Les trois États baltes ont officiellement demandé à l’Union européenne d’accélérer l’interdiction des importations de pétrole russe, estimant que les revenus énergétiques de Moscou continuent de financer la guerre menée contre l’Ukraine, rapporte TopTribune.
La requête a été formulée lors d’une réunion des ministres de l’Énergie des Vingt-Sept, qui s’est tenue le 26 juin 2026 à Bruxelles. Les représentants de l’Estonie, de la Lettonie et de la Lituanie ont insisté pour que la Commission européenne présente sans délai une proposition législative visant à instaurer un embargo total sur le brut et les produits raffinés en provenance de Russie. La réunion s’est déroulée alors que le trafic maritime dans le détroit d’Ormuz reprenait progressivement, une situation qui, selon le commissaire européen à l’Énergie Dan Jørgensen, pourrait éviter une pénurie de kérosène en Europe, mais ne résout pas la volatilité des marchés pétroliers.
Un dossier retiré de l’agenda au printemps
Fin 2025, les États membres s’étaient engagés à éliminer progressivement les énergies fossiles russes. Le gaz fait l’objet d’un calendrier législatif contraignant : le GNL russe doit disparaître d’ici la fin 2026, et le gazoduc d’ici l’automne 2027. En revanche, le volet pétrolier reste en suspens. La Commission avait promis de déposer un texte visant à supprimer les derniers flux de pétrole russe d’ici 2027, mais ce projet a été retiré de l’ordre du jour en mars 2026, en pleine turbulence sur les marchés énergétiques mondiaux.
Pour les pays baltes, ce retrait a envoyé un signal de faiblesse à Moscou. Leur initiative vise à unifier le régime de sanctions et à offrir aux entreprises européennes une visibilité claire sur le calendrier de sortie des hydrocarbures russes, réduisant ainsi l’incertitude économique.
Des divergences persistantes au sein de l’UE
Si la dépendance européenne au pétrole russe a fortement chuté – de 27 % des importations en 2022 à environ 2 % en 2025, soit près de 9,7 millions de tonnes de brut –, les volumes restants représentent encore une source de revenus significative pour l’industrie de défense russe. Les États baltes et la Pologne soulignent que même ces quantités réduites alimentent l’effort de guerre du Kremlin.
Mais tous les pays membres ne partagent pas cette urgence. La Hongrie et la Slovaquie, qui continuent de dépendre des livraisons russes, freinent toute avancée contraignante. Ces divergences créent des tensions politiques et freinent la transformation structurelle du système énergétique européen.
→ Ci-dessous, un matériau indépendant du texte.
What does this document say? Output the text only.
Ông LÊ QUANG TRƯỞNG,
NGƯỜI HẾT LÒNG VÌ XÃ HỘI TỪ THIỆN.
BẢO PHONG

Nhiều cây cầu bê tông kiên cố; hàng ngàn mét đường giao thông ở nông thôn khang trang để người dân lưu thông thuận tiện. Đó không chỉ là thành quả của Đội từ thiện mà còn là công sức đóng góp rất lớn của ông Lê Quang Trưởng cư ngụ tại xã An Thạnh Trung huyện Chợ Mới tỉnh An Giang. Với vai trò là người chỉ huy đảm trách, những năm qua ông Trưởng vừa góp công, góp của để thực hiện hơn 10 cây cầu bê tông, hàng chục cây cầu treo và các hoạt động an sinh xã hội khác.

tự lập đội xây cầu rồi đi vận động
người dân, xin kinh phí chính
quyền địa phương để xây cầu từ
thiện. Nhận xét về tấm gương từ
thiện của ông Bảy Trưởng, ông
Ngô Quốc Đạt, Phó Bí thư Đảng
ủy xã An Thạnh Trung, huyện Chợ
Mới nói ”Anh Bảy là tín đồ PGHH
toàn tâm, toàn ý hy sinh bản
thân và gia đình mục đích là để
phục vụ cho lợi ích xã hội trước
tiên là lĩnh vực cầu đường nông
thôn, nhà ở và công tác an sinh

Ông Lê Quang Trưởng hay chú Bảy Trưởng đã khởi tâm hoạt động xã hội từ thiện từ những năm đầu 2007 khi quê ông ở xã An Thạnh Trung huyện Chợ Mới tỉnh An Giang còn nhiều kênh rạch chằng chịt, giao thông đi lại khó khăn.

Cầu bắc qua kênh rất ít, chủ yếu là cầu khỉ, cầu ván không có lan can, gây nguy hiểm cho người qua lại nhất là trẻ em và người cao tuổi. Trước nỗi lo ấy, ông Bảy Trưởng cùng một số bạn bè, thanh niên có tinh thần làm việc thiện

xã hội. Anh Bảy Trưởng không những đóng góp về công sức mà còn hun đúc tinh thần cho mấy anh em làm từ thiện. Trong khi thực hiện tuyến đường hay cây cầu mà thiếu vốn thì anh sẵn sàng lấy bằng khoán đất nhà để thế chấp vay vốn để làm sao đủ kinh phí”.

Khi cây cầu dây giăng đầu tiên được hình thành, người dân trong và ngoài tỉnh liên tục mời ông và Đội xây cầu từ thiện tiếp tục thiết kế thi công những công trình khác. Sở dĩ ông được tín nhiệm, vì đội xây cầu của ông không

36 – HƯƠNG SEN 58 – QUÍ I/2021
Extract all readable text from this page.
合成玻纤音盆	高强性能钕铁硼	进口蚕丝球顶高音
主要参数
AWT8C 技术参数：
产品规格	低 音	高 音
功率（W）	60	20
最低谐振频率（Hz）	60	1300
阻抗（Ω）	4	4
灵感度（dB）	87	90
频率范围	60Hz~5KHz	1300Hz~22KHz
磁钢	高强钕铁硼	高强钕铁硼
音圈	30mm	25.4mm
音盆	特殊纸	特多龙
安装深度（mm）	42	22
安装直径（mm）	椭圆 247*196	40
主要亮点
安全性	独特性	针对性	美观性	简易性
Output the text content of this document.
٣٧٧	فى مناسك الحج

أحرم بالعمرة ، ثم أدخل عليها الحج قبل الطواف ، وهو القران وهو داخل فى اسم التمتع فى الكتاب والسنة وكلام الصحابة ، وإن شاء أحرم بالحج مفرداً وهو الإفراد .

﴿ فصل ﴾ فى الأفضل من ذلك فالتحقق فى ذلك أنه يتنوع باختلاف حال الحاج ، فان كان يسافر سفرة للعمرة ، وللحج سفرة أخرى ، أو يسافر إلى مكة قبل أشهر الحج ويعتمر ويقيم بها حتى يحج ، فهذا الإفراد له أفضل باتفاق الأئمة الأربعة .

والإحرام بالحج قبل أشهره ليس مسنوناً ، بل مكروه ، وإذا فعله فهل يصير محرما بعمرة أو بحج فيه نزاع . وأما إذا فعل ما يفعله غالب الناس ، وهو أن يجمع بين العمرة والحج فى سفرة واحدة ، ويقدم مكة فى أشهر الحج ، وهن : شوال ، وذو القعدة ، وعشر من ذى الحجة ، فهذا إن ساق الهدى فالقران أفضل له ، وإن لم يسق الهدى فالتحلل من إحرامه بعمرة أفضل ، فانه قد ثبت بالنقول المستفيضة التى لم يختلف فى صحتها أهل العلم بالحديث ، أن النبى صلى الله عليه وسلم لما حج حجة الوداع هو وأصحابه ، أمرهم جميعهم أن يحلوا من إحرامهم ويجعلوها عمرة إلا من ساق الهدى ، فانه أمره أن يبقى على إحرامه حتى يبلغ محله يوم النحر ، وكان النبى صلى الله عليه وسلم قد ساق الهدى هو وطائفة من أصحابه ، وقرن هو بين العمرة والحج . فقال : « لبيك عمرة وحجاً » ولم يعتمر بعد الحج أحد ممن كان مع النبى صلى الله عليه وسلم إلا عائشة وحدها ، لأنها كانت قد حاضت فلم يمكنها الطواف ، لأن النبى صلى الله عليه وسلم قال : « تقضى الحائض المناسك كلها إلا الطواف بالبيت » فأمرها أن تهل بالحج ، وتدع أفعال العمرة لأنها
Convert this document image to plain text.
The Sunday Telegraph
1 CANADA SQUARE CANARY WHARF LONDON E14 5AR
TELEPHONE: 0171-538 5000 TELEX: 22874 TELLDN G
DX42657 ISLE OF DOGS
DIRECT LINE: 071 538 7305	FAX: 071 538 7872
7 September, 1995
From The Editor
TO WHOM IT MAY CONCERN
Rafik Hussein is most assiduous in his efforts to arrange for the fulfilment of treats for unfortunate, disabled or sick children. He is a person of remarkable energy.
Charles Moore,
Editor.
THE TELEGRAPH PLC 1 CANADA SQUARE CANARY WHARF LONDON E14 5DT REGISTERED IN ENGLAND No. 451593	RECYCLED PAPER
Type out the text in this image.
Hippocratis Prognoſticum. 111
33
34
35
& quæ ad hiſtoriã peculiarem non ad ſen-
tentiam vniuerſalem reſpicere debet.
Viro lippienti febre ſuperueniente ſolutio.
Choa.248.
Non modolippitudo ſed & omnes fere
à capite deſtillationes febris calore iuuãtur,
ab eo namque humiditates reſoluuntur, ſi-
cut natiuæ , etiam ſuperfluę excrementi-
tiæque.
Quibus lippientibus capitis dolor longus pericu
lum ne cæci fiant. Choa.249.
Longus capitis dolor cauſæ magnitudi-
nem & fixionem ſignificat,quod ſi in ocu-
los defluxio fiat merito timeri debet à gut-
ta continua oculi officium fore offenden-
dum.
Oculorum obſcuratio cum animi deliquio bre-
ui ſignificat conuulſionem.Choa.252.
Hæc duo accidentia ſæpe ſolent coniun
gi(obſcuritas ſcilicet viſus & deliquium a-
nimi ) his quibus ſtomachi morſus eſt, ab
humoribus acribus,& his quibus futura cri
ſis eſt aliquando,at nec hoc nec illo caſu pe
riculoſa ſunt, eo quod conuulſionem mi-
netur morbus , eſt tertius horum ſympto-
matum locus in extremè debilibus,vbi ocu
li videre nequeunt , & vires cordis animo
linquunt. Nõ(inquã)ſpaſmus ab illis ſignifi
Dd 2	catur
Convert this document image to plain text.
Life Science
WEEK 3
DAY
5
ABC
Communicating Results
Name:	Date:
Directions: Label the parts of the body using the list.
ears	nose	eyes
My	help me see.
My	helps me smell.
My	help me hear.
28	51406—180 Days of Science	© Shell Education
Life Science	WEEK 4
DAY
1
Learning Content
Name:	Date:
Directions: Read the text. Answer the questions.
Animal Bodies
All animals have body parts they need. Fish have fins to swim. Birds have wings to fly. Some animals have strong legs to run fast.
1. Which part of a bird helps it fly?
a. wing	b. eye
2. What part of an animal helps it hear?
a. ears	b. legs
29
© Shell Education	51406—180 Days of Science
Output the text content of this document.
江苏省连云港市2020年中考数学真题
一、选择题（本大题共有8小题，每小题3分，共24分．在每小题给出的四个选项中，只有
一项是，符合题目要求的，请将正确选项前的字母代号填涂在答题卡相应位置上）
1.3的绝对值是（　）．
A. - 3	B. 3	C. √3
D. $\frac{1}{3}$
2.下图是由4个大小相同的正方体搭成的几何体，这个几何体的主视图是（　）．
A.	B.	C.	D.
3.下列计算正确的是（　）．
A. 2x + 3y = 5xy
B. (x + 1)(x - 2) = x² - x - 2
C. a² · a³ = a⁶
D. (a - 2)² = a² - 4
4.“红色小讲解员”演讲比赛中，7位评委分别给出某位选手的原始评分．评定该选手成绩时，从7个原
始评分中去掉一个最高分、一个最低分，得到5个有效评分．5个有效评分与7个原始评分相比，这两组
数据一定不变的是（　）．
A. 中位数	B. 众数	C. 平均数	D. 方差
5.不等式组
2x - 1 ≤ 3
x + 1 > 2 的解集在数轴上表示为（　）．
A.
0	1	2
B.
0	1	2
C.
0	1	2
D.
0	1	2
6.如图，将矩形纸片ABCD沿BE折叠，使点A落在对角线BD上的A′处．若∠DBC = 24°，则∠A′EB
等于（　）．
Un enjeu de sécurité et de compétitivité
Les partisans d’un embargo immédiat avancent que la dépendance énergétique offre à la Russie un levier de chantage politique permanent. Supprimer définitivement les importations de pétrole russe permettrait à l’UE de mener une politique étrangère indépendante, sans craindre des représailles énergétiques. Par ailleurs, la réorientation des investissements vers les énergies renouvelables et les interconnexions électriques transfrontalières renforcerait la compétitivité européenne et accélérerait la transition écologique.
Le commissaire Jørgensen a reconnu que le rétablissement d’un marché pétrolier normal prendrait plusieurs mois, et celui du gaz plusieurs années. Il a toutefois refusé de commenter publiquement les discussions à huis clos sur la proposition balte.
L’initiative des trois pays baltes relance un débat que Bruxelles avait mis de côté face aux tensions géopolitiques, mais qui reste central pour la crédibilité de la stratégie européenne de sécurité énergétique.